My work-around is to use the iwlwifi driver from v5.4.
Completely a shot in the dark since I'm not familiar with the driver code and I can't reproduce the problem but...
Something that looks a bit suspicious in that "iwlwifi: refactor the SAR tables from mvm to acpi" commit is that whereas before iwl_mvm_sar_geo_init used to return early without sending a command if iwl_mvm_sar_geo_support or iwl_mvm_sar_get_wgds_table failed, with that commit now that those calls are split into a separate function iwl_sar_geo_init, it will go ahead anyway and send the command anyway. Unless I am missing something this seems like a behaviour change in what should be a refactor.
Any chance it does work if you apply the following patch (in addition to the one from #206329)? Again, I'm just guessing from the code without being able to reproduce, so sorry if this doesn't work.
drivers/net/wireless/intel/iwlwifi/mvm/fw.c | 1 +
1 file changed, 1 insertion(+)
diff --git a/drivers/net/wireless/intel/iwlwifi/mvm/fw.c b/drivers/net/wireless/intel/iwlwifi/mvm/fw.c
index c09624d8d..8a7f12498 100644
@@ -753,6 +753,7 @@ static int iwl_mvm_sar_geo_init(struct iwl_mvm *mvm)
cmd.geo_cmd.ops = cpu_to_le32(IWL_PER_CHAIN_OFFSET_SET_TABLES);
+ return 0;
cmd.geo_cmd.table_revision = cpu_to_le32(mvm->fwrt.geo_rev);
Nice! That seems to work, so far, in both the vanilla kernel and gentoo 5.5.2-r1. I see no errors in dmesg or signs of any problems on the network.

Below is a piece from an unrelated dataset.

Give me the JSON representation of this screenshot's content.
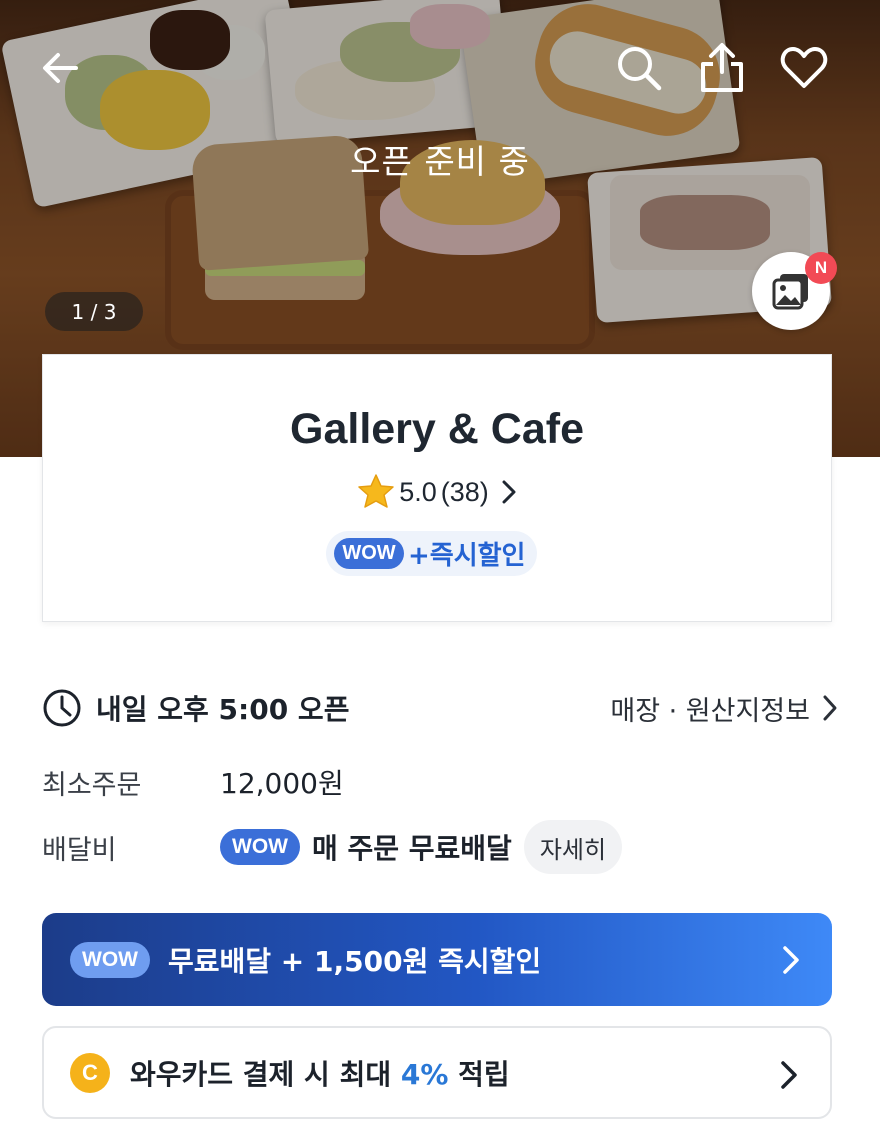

I'm not sure what would be required to fix this in the general case.
Created attachment 287283 [details]
Fix error validation in iwl_mvm_sar_geo_init / iwl_sar_geo_init after 39c1a9728f93
Here's a patch that should (hopefully) fix the problem correctly by not sending the GEO_TX_POWER_LIMIT command in the same cases it was doing before 39c1a9728f93.
I haven't been able to test this on a 100% real case but I've found a way to hack up the driver to get a trace like Duane's. Applying this patch fixes that.

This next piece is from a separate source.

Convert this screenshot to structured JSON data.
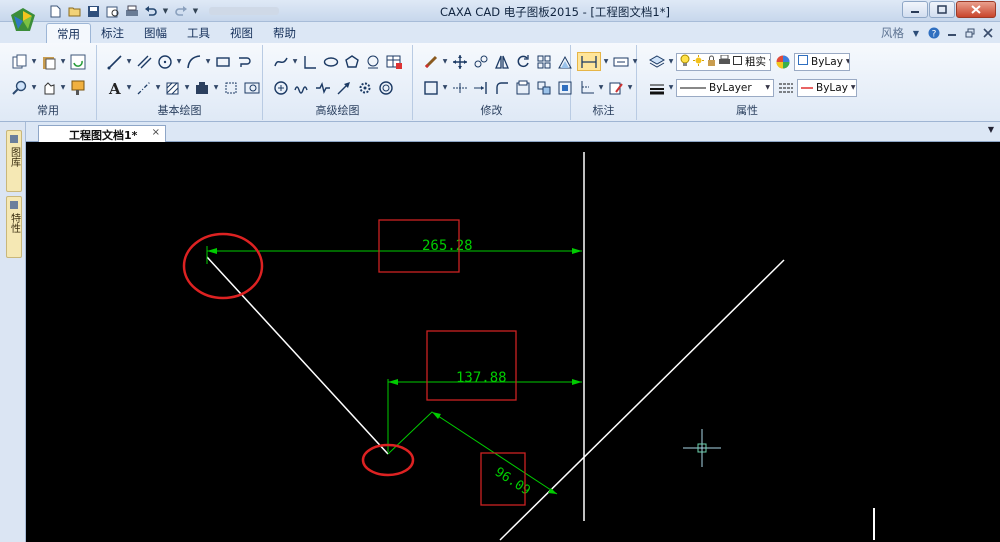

Attachment 287283 [details] works on the Motile.
Great, this confirms that the cause of the problem is the change in the error handling logic in 39c1a9728f93. If so, and since this change was likely accidental, there should hopefully be relatively little problem getting this patch accepted.
(In reply to Duane Robertson from comment #5)
> Attachment 287283 [details] works on the Motile.
Works for me too
could this be a duplicate of https://bugzilla.kernel.org/show_bug.cgi?id=206395? The upstream fix for that bug landed in 5.6:
Yes, this and that bug are the same.
5.6 appears to have fixed the issue, at least in the gentoo sources.